To create the Everest map above, we use a modified version of the approach used for the Greece map (here we are just going to create a density map without a clickable list of articles, so we use a PERL script modified for this). First, rerun the BigQuery query from above, but limited to the month immediately following the earthquake:
SELECT SourceCommonName , count(1) FROM [gdelt-bq:gdeltv2.gkg] WHERE DATE>201504245000000 AND DATE<201505245000000 and V2Locations like '%Nepal%Nepal%'
Save the results as "NEPAL1MONTH.CSV". Then run the following query, which filters the above coverage to only that coverage that also mentions Everest:
SELECT SourceCommonName , count(1) FROM [gdelt-bq:gdeltv2.gkg] WHERE DATE>=20150424000000 AND DATE<=20150524000000 and V2Locations like '%Nepal%Nepal%' and V2Locations like '%Everest%' group by SourceCommonName
Save the results as "NEPAL1MONTHEVEREST.CSV". Then download the PERL script "parsebqcsvtogeo_countrydensitymap.pl" and run it as "./parsebqcsvtogeo_countrydensitymap.pl ./NEPAL1MONTH.CSV ./NEPAL1MONTHEVEREST.CSV". A few seconds later you should have a file called "./NEPAL1MONTH.CSV.CARTODB.CSV".

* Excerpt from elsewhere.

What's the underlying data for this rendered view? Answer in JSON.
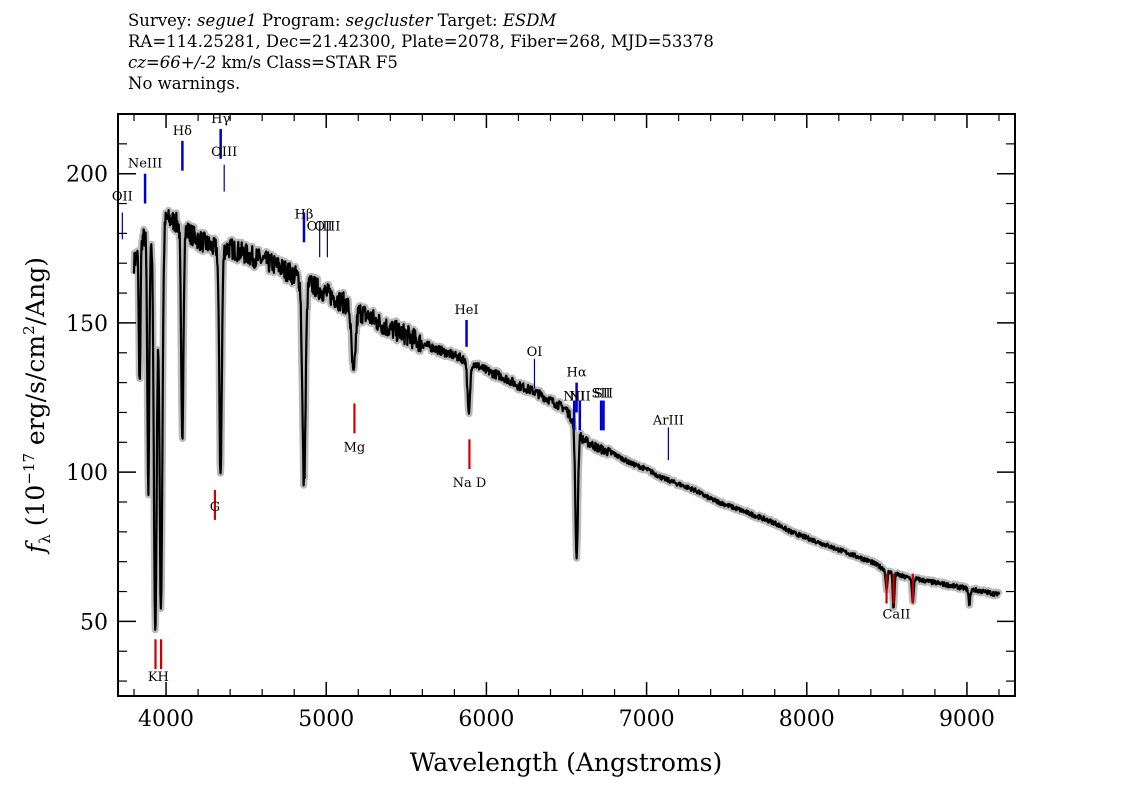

Upload this file to your CartoDB account. CartoDB should automatically georeference the country labels into their respective polygons and create a polygonal layer in the resulting map. Once the map has loaded into CartoDB, use the Wizard and set the map type to "Choropleth" and you should get a map that looks very much like the one above.
Note that you will invariably see errors in the map above, either from incorrect document extraction, translation errors, or errors in the estimation of the geographic location of a news outlet (which is an extraordinarily difficult task to perform at a global scale).

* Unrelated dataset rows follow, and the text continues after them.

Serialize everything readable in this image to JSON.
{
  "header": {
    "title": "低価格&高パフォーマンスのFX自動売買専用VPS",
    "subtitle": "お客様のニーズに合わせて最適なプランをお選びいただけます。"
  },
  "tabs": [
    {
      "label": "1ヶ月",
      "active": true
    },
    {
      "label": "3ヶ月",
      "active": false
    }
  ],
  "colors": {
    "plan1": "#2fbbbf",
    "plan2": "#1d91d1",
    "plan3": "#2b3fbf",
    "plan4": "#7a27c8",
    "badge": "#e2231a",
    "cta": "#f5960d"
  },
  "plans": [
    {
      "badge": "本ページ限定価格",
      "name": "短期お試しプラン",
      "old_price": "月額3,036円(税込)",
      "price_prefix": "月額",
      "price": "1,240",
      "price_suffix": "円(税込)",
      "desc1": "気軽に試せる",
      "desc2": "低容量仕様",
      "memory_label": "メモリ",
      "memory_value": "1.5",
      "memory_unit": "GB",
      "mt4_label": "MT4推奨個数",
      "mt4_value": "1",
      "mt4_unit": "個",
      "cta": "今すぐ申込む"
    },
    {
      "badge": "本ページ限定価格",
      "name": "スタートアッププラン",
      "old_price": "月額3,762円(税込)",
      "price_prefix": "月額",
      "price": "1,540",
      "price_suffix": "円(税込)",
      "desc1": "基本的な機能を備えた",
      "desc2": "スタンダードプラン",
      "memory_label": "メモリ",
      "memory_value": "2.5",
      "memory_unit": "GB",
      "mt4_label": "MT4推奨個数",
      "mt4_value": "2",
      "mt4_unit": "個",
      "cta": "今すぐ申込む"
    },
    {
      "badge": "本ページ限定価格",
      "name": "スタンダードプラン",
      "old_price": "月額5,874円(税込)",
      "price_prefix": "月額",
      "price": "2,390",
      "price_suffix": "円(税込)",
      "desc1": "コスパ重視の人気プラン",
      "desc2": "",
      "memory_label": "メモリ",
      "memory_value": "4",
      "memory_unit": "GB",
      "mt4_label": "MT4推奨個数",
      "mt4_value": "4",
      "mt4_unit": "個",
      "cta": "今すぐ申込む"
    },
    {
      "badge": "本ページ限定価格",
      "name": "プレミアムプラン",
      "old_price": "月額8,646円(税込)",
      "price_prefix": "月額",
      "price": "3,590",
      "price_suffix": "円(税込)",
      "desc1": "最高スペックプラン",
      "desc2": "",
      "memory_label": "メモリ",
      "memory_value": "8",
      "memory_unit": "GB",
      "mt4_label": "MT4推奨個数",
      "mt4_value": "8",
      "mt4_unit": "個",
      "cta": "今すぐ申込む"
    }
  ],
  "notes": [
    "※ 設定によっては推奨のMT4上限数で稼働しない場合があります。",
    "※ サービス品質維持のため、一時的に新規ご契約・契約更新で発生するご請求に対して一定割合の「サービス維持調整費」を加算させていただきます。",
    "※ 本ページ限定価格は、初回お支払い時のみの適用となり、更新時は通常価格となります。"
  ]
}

You can also filter for coverage from a particular country directly in your BigQuery query:
SELECT count(1) FROM [gdelt-bq:gdeltv2.gkg] WHERE V2Locations like '%Nepal%Nepal%' and SourceCommonName in (SELECT Domain FROM [gdelt-bq:gdeltv2.domainsbycountry_alllangs_april2015] where CountryHumanName='Brazil')
Congratulations! You now have the tools to begin exploring media fatigue and bias across the global media system!